El párrafo de mi discurso que más revuelo produjo fue aquél en el que manifesté ante los miembros de la Comisión parlamentaria que «lo primero que llama la atención es la poco delicada consideración de la cultura que tiene este proyecto. Efectivamente, la cultura sirve tanto al desarrollo económico de una zona como al propio desarrollo local, concebido en términos más integrales y globales. Tiene esos y otros efectos positivos. Pero incomoda que la cultura sea vista de manera tan grosera como instrumento o argumento básicamente para buscar un posible desarrollo económico de una comarca. Pero vayamos más allá. ¿Es argumento de peso, sensato, decir que una inversión de algunos centenares de millones de euros genera economía y puestos de trabajo simplemente con su propia construcción? ¿Hay algún atisbo de economía y de sociedad y de cultura sostenibles en ese simplista aserto? Efectivamente que doscientos millones de euros invertidos en un museo generan inmediatamente empleos y economía. Pero pasaría lo mismo si se construyera cualquier otra cosa. Eso no es ningún argumento de idoneidad, ni económica ni, mucho menos, cultural».

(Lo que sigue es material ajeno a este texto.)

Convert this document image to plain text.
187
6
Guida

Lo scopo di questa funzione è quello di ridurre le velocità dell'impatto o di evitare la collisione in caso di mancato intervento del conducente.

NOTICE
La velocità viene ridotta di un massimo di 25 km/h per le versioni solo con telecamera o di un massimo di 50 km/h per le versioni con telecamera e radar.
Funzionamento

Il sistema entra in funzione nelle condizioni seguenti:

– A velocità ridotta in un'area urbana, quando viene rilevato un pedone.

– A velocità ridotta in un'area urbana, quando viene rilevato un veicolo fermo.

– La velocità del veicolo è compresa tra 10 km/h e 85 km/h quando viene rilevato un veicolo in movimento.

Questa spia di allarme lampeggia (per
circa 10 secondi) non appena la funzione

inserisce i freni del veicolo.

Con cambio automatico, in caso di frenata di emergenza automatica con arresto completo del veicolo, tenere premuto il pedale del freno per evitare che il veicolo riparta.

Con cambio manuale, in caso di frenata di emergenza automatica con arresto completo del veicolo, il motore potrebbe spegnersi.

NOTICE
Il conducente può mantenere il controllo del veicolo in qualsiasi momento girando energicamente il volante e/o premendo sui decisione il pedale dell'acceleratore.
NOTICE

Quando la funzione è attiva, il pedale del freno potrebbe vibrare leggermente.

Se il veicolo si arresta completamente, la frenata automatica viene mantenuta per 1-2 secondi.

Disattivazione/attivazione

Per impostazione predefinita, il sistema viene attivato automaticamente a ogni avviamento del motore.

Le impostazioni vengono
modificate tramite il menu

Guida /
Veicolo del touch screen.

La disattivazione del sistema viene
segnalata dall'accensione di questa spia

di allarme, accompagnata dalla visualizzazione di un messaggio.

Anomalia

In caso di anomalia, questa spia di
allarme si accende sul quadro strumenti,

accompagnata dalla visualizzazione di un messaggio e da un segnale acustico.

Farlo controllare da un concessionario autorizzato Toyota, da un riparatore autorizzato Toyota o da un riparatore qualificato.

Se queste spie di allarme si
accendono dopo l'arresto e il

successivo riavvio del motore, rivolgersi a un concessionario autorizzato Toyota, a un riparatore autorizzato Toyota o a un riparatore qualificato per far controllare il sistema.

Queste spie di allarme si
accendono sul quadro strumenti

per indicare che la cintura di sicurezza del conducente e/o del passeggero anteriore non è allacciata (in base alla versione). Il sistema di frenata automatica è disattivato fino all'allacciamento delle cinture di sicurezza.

Por tanto, la pregunta es otra bien distinta: Desde un mínimo conocimiento de las infraestructuras culturales de nuestro país -que es lo que en definitiva es un museo, una infraestructura cultural-, ¿estamos seguros de que la primera gran inversión necesaria es un museo que reproduzca en otro lugar y a otro nivel la marca y el 'know how' de nuestro Guggenheim bilbaíno? ¿No han pensado en otras opciones: un museo del Patrimonio de nuestra gran e histórica experiencia industrial, un museo de gran formato de ciencias naturales, un espacio de circulación de fondos de relevantes museos nacionales, por ejemplo, sin salir de lo museístico?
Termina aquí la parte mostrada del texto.